Once you have successfully trained your model, you are ready to deploy it for testing and generating predictions on your data. Deployed models allow you to:
Use the built-in "Test Model" functionality to upload your own images and visually see the predictions your model generates on new data
Run inference on the model using the Inference API
Use the model to automatically annotate dataset images with AutoLabel
To deploy your model, simply start the API from the model version details dashboard.
Navigate to the model version details of the model version you want to deploy.
In the API Status section of the dashboard, the status will display "Inactive". Click "Start API" to deploy the model version.
The API will begin initializing which can take several minutes. When it completes, the status will change to "Active" and the provided endpoint will be ready to accept requests.

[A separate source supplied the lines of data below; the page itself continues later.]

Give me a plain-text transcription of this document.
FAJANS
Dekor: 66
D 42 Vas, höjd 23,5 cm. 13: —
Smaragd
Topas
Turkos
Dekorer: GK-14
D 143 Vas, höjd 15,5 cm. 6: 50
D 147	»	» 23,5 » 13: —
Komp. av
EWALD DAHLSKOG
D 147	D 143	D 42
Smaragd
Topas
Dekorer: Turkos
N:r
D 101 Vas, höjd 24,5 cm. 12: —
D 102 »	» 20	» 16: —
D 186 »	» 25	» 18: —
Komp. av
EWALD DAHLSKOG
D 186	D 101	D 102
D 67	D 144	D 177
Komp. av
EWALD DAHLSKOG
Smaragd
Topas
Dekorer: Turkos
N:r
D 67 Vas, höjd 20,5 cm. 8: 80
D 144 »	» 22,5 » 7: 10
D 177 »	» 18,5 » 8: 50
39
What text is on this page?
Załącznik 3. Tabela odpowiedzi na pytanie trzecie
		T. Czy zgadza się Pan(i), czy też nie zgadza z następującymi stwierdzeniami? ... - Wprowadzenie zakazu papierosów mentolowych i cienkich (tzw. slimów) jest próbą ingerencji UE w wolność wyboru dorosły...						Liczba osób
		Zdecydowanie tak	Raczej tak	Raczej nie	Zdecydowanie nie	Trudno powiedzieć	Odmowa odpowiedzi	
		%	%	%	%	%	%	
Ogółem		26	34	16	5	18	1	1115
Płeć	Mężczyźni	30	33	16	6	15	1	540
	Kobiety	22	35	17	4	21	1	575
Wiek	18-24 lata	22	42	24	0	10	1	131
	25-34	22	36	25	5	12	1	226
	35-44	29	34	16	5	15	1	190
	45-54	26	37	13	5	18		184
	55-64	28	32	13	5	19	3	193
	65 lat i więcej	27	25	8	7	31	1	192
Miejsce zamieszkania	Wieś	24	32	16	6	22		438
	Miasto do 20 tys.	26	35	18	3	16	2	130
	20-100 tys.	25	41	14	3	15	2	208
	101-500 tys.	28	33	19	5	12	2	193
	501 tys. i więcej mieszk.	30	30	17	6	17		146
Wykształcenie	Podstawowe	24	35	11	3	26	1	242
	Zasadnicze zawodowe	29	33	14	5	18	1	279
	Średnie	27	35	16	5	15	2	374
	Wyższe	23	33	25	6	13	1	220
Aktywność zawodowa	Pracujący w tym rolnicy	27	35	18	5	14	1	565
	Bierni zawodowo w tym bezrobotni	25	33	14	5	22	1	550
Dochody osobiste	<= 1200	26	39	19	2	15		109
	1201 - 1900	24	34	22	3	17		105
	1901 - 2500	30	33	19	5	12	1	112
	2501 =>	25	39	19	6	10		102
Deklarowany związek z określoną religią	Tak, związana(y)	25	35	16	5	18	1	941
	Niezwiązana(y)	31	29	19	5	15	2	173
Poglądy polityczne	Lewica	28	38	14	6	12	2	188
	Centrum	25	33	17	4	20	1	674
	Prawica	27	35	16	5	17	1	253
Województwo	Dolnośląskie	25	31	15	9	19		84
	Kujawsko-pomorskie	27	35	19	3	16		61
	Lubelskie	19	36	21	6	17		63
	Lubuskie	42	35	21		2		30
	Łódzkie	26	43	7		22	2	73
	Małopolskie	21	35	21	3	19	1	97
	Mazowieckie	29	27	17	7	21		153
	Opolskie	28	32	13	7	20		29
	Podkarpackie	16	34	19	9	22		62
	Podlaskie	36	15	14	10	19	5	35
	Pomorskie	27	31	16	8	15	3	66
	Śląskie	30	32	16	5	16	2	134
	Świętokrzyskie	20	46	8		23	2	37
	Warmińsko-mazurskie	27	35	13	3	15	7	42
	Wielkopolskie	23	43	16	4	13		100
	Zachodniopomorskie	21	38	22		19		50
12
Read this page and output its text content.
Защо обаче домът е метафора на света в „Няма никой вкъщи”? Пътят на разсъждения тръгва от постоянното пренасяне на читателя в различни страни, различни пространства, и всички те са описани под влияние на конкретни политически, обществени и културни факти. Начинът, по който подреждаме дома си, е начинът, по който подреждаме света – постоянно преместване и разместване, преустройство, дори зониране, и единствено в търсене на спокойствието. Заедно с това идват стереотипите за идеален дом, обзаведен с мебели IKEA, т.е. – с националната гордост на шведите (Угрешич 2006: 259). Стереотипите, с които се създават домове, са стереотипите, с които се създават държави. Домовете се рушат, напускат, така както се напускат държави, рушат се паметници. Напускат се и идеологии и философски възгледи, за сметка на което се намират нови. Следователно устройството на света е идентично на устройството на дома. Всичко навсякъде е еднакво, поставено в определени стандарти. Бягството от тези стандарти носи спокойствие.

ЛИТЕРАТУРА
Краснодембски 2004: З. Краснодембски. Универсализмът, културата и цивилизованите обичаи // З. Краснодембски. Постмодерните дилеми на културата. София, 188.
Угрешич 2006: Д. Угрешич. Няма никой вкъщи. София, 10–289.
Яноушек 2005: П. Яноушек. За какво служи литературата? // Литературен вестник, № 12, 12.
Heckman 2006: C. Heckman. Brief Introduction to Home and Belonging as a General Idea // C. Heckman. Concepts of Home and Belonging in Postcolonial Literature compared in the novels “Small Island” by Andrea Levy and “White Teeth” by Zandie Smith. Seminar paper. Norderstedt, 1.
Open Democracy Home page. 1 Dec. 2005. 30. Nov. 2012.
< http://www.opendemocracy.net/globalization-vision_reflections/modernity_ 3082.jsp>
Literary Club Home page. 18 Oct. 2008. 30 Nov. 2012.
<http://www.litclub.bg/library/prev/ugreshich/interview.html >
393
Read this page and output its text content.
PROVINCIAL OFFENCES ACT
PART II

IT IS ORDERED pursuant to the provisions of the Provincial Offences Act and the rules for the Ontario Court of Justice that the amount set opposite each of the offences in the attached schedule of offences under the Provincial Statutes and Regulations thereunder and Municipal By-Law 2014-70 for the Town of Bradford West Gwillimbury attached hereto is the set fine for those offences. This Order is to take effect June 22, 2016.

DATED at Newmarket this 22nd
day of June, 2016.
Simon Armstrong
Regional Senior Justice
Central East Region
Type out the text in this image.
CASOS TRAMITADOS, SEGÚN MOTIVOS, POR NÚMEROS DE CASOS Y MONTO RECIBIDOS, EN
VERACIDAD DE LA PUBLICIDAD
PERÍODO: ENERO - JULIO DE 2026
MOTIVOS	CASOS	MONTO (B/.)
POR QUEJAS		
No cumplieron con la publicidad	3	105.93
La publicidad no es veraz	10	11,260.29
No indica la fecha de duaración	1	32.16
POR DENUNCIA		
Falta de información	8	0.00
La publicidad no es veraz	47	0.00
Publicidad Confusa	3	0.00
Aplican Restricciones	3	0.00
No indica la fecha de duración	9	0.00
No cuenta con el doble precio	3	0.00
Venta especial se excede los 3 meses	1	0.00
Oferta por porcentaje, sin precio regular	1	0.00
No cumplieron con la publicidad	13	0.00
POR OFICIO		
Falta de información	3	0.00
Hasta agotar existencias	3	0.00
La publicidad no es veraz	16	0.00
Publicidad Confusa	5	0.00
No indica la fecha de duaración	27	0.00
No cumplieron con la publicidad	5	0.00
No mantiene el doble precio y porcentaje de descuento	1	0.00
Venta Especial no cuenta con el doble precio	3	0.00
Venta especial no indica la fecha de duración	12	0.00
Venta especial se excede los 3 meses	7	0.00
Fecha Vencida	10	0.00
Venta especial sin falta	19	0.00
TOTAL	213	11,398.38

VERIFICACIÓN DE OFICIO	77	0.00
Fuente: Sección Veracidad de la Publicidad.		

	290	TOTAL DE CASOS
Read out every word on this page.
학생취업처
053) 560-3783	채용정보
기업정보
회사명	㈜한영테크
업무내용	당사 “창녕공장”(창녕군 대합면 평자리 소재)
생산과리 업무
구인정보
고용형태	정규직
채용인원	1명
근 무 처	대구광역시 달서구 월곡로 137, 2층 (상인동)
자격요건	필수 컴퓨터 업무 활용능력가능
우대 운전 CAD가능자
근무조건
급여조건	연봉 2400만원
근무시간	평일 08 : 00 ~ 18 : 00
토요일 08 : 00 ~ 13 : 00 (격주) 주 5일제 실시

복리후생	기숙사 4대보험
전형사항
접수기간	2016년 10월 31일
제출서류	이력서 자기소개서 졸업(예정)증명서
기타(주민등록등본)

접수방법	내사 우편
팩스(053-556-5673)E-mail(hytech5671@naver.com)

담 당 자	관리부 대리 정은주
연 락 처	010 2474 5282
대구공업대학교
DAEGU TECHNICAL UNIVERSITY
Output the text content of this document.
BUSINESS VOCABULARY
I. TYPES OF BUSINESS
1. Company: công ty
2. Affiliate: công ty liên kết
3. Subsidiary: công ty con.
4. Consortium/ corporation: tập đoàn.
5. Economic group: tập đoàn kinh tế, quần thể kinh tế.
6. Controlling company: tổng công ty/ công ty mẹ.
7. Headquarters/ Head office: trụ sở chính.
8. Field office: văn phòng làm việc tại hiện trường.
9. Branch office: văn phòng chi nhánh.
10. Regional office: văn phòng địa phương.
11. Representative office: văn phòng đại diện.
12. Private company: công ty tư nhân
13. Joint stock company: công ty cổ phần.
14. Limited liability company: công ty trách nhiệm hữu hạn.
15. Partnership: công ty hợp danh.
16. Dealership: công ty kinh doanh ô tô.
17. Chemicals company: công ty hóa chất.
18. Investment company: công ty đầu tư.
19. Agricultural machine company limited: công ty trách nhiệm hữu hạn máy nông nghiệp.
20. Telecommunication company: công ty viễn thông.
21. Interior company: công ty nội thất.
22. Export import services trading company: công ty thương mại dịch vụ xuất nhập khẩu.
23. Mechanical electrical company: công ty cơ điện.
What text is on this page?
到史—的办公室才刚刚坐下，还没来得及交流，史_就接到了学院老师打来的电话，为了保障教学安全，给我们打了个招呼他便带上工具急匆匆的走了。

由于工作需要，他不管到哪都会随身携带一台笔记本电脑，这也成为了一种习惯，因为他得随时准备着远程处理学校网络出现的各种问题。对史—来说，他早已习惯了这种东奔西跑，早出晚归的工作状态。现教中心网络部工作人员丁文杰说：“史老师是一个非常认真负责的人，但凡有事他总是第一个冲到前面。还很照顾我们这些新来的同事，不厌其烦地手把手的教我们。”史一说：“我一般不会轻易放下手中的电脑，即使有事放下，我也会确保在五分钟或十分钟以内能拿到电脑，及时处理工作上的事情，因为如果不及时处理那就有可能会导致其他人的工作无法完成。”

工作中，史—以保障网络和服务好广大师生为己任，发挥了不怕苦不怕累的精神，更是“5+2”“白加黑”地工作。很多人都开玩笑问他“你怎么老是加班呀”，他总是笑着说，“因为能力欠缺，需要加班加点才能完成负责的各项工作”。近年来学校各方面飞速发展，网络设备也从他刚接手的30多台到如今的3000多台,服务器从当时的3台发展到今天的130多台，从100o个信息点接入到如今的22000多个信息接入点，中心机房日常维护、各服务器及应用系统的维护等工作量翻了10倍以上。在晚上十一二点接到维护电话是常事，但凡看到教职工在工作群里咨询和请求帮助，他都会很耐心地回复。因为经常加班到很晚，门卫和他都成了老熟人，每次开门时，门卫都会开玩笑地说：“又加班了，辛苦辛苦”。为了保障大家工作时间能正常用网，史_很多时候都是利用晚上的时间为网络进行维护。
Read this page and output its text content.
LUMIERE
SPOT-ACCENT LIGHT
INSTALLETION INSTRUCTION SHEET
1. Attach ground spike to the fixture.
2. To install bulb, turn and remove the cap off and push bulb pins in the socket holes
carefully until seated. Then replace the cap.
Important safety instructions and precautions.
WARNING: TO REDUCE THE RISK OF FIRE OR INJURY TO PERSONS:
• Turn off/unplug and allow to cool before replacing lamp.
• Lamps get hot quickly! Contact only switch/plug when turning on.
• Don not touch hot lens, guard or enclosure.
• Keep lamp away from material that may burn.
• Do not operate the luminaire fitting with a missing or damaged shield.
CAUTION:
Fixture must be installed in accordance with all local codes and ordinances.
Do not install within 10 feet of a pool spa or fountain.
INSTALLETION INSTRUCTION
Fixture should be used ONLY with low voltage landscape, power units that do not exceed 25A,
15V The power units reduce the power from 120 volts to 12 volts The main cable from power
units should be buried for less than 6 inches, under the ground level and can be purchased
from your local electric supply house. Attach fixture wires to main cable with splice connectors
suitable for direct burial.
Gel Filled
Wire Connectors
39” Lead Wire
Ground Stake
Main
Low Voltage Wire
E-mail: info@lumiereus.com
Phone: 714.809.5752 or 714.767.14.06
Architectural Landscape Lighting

Plainsight's Inference API takes an image and returns detections/predictions based on your trained model. Use the provided API endpoint to generate ML predictions with your model version. Read more about how to use the API here:
When not in use, it's recommended that the API be stopped to prevent unnecessary consumption of resources. This can be done from the model version details of your deployed model.
Navigate to the model version details of the model whose deployment you want to stop.
In the API Status section of the dashboard, the status will display "Active". Click "Stop API" to stop the deployment and prevent the model from using further resources.
You can monitor the status of the APIs and model deployments by viewing the Model Versions table.